The trouble is it's completely idealistic compared to something like the above English/British mindset which kept national interest in mind. Yes, that made the RN into assholes, but it also meant that whenever someone could do something nice that didn't directly impact national interest they could. The PD makes good acts bad when taken too literally.
It's been awhile since I saw it, but in "For the World Is Hollow and I Have Touched the Sky", Kirk has zero reason from the later PD outlook or national interest to interfere to stop the meteor from crashing into the planet killing off two civilizations. He tries and succeeds though because what alternative is there? They'll both die and death isn't in the interest of those people and it's no harm to the Federation if he helps. It's a bad enough issue to warrant interference, same with "Pen Pals".

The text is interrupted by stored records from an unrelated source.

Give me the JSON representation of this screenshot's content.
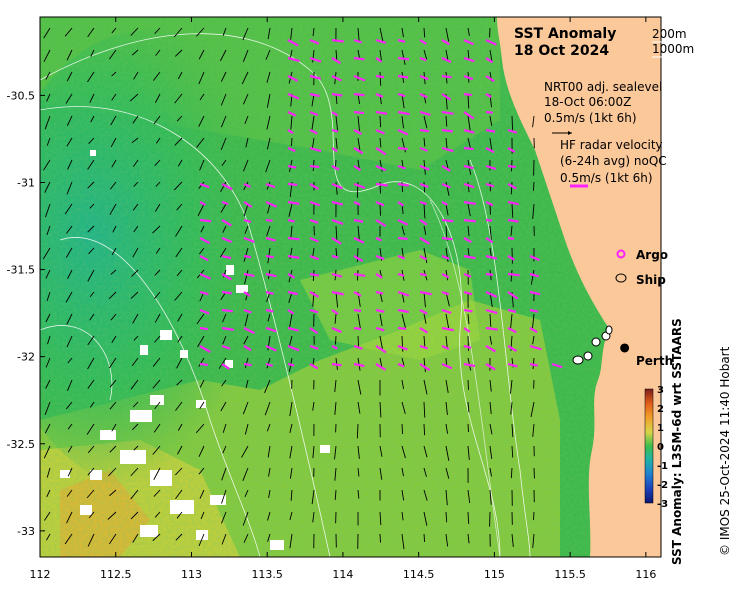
{
  "header": {
    "title_line1": "SST Anomaly",
    "title_line2": "18 Oct 2024"
  },
  "isobaths": {
    "label_200": "200m",
    "label_1000": "1000m"
  },
  "altimetry": {
    "line1": "NRT00 adj. sealevel",
    "line2": "18-Oct 06:00Z",
    "scale": "0.5m/s (1kt 6h)"
  },
  "hf_radar": {
    "line1": "HF radar velocity",
    "line2": "(6-24h avg) noQC",
    "scale": "0.5m/s (1kt 6h)"
  },
  "markers": {
    "argo": "Argo",
    "ship": "Ship",
    "argo_symbol": "o"
  },
  "city": {
    "name": "Perth",
    "lon": 115.86,
    "lat": -31.95
  },
  "colorbar": {
    "label": "SST Anomaly: L3SM-6d wrt SSTAARS",
    "ticks": [
      "3",
      "2",
      "1",
      "0",
      "-1",
      "-2",
      "-3"
    ],
    "min": -3,
    "max": 3
  },
  "credit": "© IMOS 25-Oct-2024 11:40 Hobart",
  "axes": {
    "x_ticks": [
      "112",
      "112.5",
      "113",
      "113.5",
      "114",
      "114.5",
      "115",
      "115.5",
      "116"
    ],
    "y_ticks": [
      "-30.5",
      "-31",
      "-31.5",
      "-32",
      "-32.5",
      "-33"
    ],
    "lon_range": [
      112,
      116.1
    ],
    "lat_range": [
      -33.15,
      -30.05
    ]
  },
  "colors": {
    "land": "#fbc89a",
    "ocean_mid": "#3db84a",
    "ocean_warm": "#b8d63a",
    "hf_vectors": "#ff22ff",
    "altimetry_vectors": "#000000",
    "isobaths": "#ffffff"
  }
}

I'd like to think we can all agree that such existential crisis' are in keeping with the spirit of the PD, which is too balance others interests alongside the Federations, and not with Riker's "It's not our place to interfere with natural selection" talk.
cdrood wrote: ↑Tue Sep 10, 2019 6:31 pmBoth involve primitive worlds crew members visited in the past and both involved Klingons. I'll include Organia, as well, since everyone thought it was primitive. Essentially, in the "disputed territory", the Prime Directive simply doesn't apply. Essentially, since the Klingons can move in at will, there's little point in the Federation invoking the PD since the people will be learning about space travel, anyway. Presumably, the planet in APLW was deemed insignificant from a strategic standpoint, which is why young Kirk RECOMMENDED adhering to what is normally Federation law.
That then goes into the sticky fact that the Federation is the only nation that adheres to the PD. If it's not the Klingons it'll the Romulans, Ferengi, Cardassians, everyone else won't.
Hell, I could see it in Klingons to create private armies ala the Conquistadors who then go out to conquer less advanced worlds for the fun of it, matching their tech and few of numbers against hordes of primitive fodder. Such would be glorious fighting to the Klingons. Once finished off and subdued, then it would be passed off to the Empire with the surviving Klingons becoming important officials governing the world, that is unless they then just move on to another world for more glory.
The private aspects of Klingon warrior culture are vastly under-explored in Trek. Heck, I could even see that being the "in" for Klingon warriors to justify doing non-warrior things: Conquering an entire world is certain cause to enjoy the fruits of it and what economic benefits might come to them individually by trading what comes from it. It's the very reason why Medieval aristocracy involved themselves in the economy as they sneered at it as their beloved land produced excess which could then be traded off at fairs for extra profit.